This video, recorded in Cameroon, says about itself:
19 November 2012
This was a collaboration project in the South West. Joe and I went in and around Bakossi and Manengouba National Parks for 9 days evaluating the feasibility of eco-tourism. This is part 1 of our trip.
By nairobi.volunteer, Mon, 28/04/2014 – 06:41
BirdLife is concerned that one of the most precious forests in Cameroon is threatened by road construction. Bakossi National Park is not only a site of great natural beauty but a globally important site for biodiversity conservation, identified as an Important Bird Area in 2001.
The park supports over 200 species of plants, amphibians and birds that are found nowhere else on earth and is hence categorised as an Alliance for Zero Extinction site. Bakossi Mountain Forests are home to the Endangered Mount Kupe Bush-Shrike Telophorus kupeensis, which is endemic to Cameroon.

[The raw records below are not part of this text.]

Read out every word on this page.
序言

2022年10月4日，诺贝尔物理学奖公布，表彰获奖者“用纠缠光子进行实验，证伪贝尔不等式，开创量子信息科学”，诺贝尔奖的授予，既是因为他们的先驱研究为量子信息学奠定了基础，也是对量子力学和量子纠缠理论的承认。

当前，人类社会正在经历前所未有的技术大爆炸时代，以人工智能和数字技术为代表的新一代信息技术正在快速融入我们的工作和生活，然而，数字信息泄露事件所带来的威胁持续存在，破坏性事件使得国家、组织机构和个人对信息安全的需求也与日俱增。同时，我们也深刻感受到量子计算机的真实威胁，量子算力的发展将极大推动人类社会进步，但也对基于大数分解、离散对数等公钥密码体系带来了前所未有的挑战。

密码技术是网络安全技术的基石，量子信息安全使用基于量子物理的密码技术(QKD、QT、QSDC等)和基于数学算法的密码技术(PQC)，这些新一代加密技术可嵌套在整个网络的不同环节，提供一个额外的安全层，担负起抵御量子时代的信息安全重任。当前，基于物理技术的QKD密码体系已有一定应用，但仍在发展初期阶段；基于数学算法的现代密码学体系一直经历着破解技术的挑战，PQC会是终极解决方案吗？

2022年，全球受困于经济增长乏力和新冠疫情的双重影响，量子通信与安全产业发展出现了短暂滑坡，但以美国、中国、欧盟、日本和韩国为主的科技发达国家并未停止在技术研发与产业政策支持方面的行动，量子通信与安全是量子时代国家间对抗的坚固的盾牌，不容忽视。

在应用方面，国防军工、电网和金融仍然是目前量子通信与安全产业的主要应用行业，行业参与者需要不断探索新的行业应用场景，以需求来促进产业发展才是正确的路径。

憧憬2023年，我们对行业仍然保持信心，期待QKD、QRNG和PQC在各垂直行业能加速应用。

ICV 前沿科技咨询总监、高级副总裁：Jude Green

Bakossi Forest Reserve was gazetted as a national Park in 2008, a wise decision by the Government of Cameroon, but the decision to construct a 15-metre wide road now threatens to roll back any conservation gains. Proponents say it will facilitate cultivation of cocoa in the Western part and enable villagers there to reach administrative offices to the northeast. BirdLife recognises the need to improve people’s ability to access services and rural development but this must be carefully balanced with the need to protect finite natural resources. Therefore, the justification of a road for the stated purpose should form part of an assessment as there are concerns that this road clearance is far wider than is needed and has already resulted in forest destruction.
Other concerns are based on the fact that an Environmental and Social Impact Assessment does not seem to have been conducted. Key stakeholders do not seem to be aware of this development.
BirdLife is concerned that such a wide road will permit much larger vehicles to pass through the park and is likely to lead to increased frequency of illegal logging and bush meat trade. It is already clear that the road is cutting through sensitive bird habitat, especially that of Mt Kupe Bush Shrike. These impacts will result in increased management costs to the Government and threaten the growing tourist industry in the area.
BirdLife calls for a temporary stop to the road construction within the national park to allow for a participatory Environmental and Social Impact Assessment to be carried and presented for public scrutiny. Protecting this key National Park will help ensure it remains a growing tourist destination.